Publicidade
Farnácias

Corrida por remédio afeta tratamento de outras doenças

Corrida às farmácias para comprar hidroxicloroquina afeta a rotina de portadores de doenças autoimunes e de artrite
Corrida às farmácias para comprar hidroxicloroquina afeta a rotina de portadores de doenças autoimunes e de artrite (Foto: Agência Brasil/arquivo)

A corrida às farmácias para comprar hidroxicloroquina afeta a rotina de portadores de doenças autoimunes e de artrite, que tomam o medicamento de forma contínua. Na falta do remédio, pacientes decidiram até reduzir dosagem, mesmo sem indicação médica, para não ficar sem o medicamento.

A hidroxicloroquina é testada para o tratamento da covid-19 em países como França, China e Estados Unidos.

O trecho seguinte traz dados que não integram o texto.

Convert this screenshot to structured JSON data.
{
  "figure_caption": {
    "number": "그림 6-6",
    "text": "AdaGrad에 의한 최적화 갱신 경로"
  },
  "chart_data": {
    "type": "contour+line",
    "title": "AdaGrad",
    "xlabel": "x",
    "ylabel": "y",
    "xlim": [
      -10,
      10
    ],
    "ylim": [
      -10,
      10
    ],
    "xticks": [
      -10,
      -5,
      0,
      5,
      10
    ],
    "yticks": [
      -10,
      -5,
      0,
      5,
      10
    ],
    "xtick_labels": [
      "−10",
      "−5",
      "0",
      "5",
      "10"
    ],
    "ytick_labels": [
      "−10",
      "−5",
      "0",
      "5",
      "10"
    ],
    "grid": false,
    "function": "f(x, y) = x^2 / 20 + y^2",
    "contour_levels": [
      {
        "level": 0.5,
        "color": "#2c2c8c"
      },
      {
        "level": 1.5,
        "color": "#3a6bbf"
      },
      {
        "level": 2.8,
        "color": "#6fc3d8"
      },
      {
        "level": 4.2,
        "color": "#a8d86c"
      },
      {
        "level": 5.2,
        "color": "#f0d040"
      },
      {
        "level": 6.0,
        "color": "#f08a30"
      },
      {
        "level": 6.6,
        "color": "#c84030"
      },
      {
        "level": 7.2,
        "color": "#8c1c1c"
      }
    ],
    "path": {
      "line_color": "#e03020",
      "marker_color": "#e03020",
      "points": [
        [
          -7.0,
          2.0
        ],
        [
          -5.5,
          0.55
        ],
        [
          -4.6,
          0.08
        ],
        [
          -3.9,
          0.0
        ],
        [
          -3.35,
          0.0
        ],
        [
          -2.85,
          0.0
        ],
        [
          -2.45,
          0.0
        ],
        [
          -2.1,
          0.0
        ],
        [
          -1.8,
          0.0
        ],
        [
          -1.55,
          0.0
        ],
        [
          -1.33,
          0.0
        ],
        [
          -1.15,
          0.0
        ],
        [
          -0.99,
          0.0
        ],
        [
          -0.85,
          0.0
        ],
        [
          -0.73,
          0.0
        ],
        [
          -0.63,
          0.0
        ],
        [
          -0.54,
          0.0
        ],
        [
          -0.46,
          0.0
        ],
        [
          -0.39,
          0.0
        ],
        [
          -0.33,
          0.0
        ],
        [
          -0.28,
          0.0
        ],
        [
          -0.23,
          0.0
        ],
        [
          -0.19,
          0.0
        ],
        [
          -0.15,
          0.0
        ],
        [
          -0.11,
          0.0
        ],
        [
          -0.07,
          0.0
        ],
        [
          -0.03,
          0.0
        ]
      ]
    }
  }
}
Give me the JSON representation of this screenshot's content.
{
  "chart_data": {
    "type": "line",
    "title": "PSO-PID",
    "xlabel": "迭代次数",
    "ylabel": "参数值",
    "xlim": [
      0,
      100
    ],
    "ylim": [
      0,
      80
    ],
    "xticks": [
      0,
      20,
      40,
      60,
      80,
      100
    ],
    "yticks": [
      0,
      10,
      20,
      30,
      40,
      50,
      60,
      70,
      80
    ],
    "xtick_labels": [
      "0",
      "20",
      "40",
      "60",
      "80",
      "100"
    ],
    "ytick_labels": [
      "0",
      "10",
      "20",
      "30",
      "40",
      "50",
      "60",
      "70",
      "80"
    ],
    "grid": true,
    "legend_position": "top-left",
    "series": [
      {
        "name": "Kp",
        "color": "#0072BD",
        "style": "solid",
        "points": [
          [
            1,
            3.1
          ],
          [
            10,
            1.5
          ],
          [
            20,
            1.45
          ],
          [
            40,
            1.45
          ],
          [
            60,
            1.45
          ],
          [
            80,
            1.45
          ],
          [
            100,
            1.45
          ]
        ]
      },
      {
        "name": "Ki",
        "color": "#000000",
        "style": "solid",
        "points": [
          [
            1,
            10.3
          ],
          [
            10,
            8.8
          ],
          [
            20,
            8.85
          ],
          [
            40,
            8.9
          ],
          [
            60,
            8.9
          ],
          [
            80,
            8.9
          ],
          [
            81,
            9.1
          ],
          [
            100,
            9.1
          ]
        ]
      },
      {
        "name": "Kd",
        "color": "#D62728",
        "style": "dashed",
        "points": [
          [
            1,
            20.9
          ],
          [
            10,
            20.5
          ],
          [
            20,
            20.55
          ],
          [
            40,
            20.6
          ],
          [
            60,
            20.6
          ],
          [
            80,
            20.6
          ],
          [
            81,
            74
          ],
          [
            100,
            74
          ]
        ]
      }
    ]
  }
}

Atualmente, é indicado principalmente para o tratamento de artrite reumatoide e lúpus, além da malária.

"Desde ontem, já percorri quase todas as farmácia daqui, do Rio, liguei para várias, tentei comprar pela internet, mas também não consegui", conta a autônoma Marcelle Fassini, de 35 anos, de Nova Iguaçu. Ela toma a medicação há 10 anos para o tratamento da lúpus. "Tentei manipular, mas também não consegui, uns lugares não têm e os que têm estão cobrando o dobro do que pago na farmácia. Já não sei mais onde procurar."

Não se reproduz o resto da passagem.